The National League is committed to publishing the results of all four resolutions as soon as each club has responded. It has been two weeks since these resolutions were published, but the BBC believes the league is now on the verge of determining the outcome of these votes for the three leagues.

The rebels said they were disappointed to have been indicted by the league, adding that they show solidarity with Dulwich Hamlet, Southport FC, Bath City and other clubs that have shared the same stance. Everyone has questioned the financial sentiment of just gambling with credit to support them, while the rebels have repeatedly called for improved COVID-19 security measures for players and club staff. Clubs across the National League structure were also upset by the apparent promise to continue making grants beyond December, which did not happen, and many said they would not have started the season if they had known otherwise.

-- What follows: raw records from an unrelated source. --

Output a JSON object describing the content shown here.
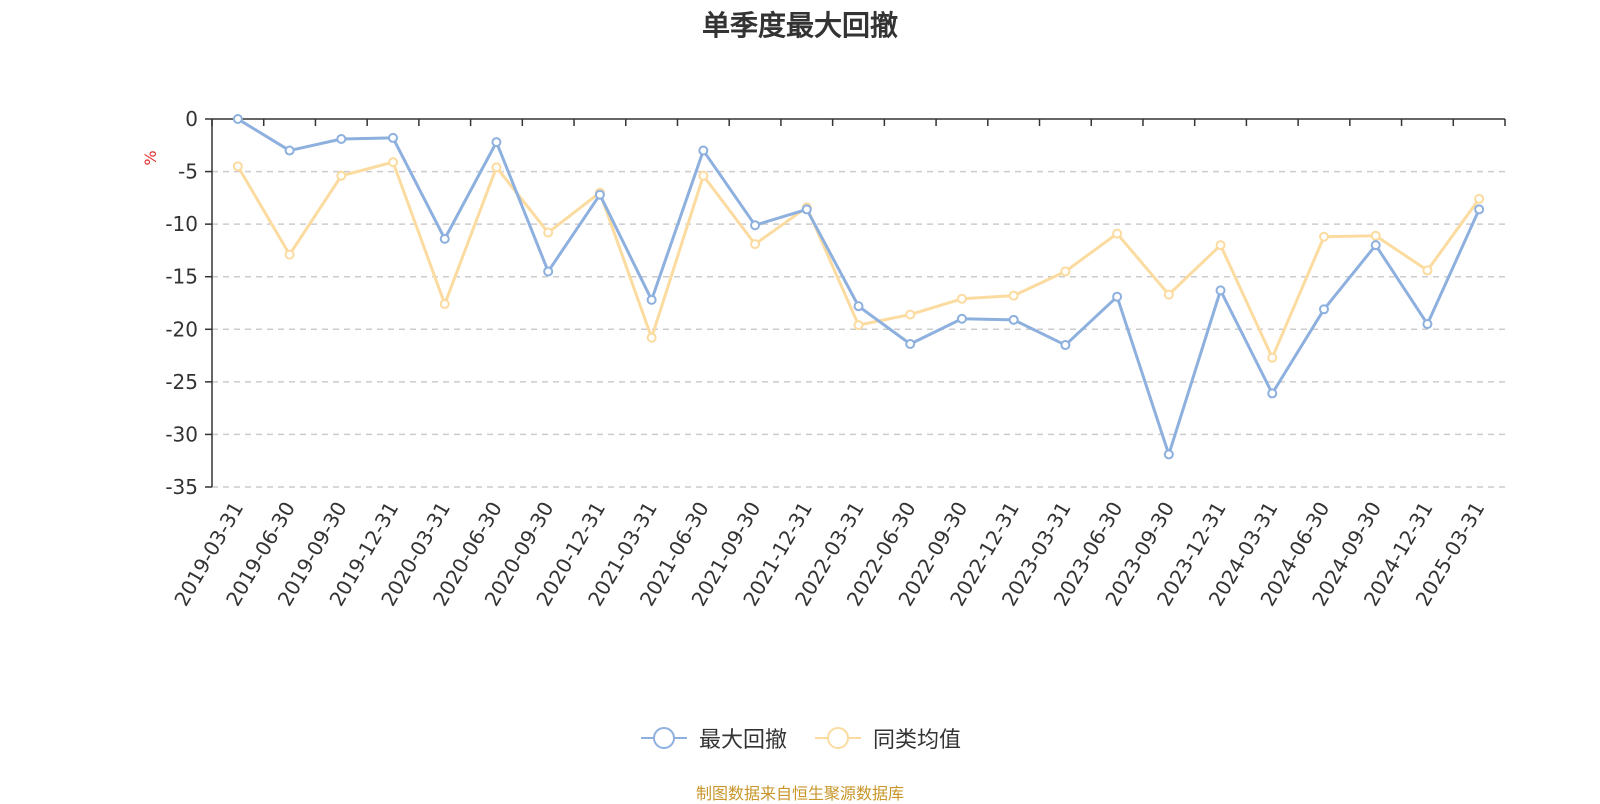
{
  "chart_data": {
    "type": "line",
    "title": "单季度最大回撤",
    "ylabel": "%",
    "ylim": [
      -35,
      0
    ],
    "yticks": [
      0,
      -5,
      -10,
      -15,
      -20,
      -25,
      -30,
      -35
    ],
    "grid": true,
    "legend_position": "bottom-center",
    "categories": [
      "2019-03-31",
      "2019-06-30",
      "2019-09-30",
      "2019-12-31",
      "2020-03-31",
      "2020-06-30",
      "2020-09-30",
      "2020-12-31",
      "2021-03-31",
      "2021-06-30",
      "2021-09-30",
      "2021-12-31",
      "2022-03-31",
      "2022-06-30",
      "2022-09-30",
      "2022-12-31",
      "2023-03-31",
      "2023-06-30",
      "2023-09-30",
      "2023-12-31",
      "2024-03-31",
      "2024-06-30",
      "2024-09-30",
      "2024-12-31",
      "2025-03-31"
    ],
    "series": [
      {
        "name": "最大回撤",
        "color": "#8eb0de",
        "values": [
          0,
          -3.0,
          -1.9,
          -1.8,
          -11.4,
          -2.2,
          -14.5,
          -7.2,
          -17.2,
          -3.0,
          -10.1,
          -8.6,
          -17.8,
          -21.4,
          -19.0,
          -19.1,
          -21.5,
          -16.9,
          -31.9,
          -16.3,
          -26.1,
          -18.1,
          -12.0,
          -19.5,
          -8.6
        ]
      },
      {
        "name": "同类均值",
        "color": "#fbdb9f",
        "values": [
          -4.5,
          -12.9,
          -5.4,
          -4.1,
          -17.6,
          -4.6,
          -10.8,
          -7.0,
          -20.8,
          -5.4,
          -11.9,
          -8.4,
          -19.6,
          -18.6,
          -17.1,
          -16.8,
          -14.5,
          -10.9,
          -16.7,
          -12.0,
          -22.7,
          -11.2,
          -11.1,
          -14.4,
          -7.6
        ]
      }
    ]
  },
  "source_note": "制图数据来自恒生聚源数据库"
}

Under the rules of the league, any club that fails to play a competitive match without good reason is subject to disciplinary action, including the deduction of points and / or fines. The Slough case is due to be heard on February 25th. Initially, they were accused of failing to meet their February 6th games with Chelmsford City and Ebbsfleet United on February 9th. The club has seven days to respond to the indictment.

The lack of security during the season has resulted in clubs making unilateral decisions. Maidstone United have put their first team squad on vacation and have said they will use non-contract or loan players if the voting continues.

This weekend the league attempted to calm tensions by insisting that no fines or sanctions were “raised or recommended” for clubs that fail to perform their games at this time.

A National League statement said: “Many things have been written regarding charges recently made in relation to the failure to perform fixtures under League Rules.

“It may be helpful to explain that this process is just a mechanism for the league to deal with each of the non-compliance cases. No fines or sanctions have been imposed or recommended and this will be taken into account in the next phase.

“An independent body is appointed to assess each case, at which point the“ just cause ”problem set out in each case is objectively assessed based on the evidence available to them.

“In the interests of the fairness of all parties, the cases will only be negotiated once the outcome of the resolutions is known.

It is important that the existing framework is consistently adhered to in all cases and that the clubs can make their representations appropriately and fairly.

“The league will not comment on individual cases during the process in order to do justice to all clubs, but will publish the results and reasons for the decisions based on its conclusions.

“If the clubs remain dissatisfied with the result, they all have the opportunity to appeal the decision directly to the football association, which is heard by another independent body in accordance with the FA rules and regulations.”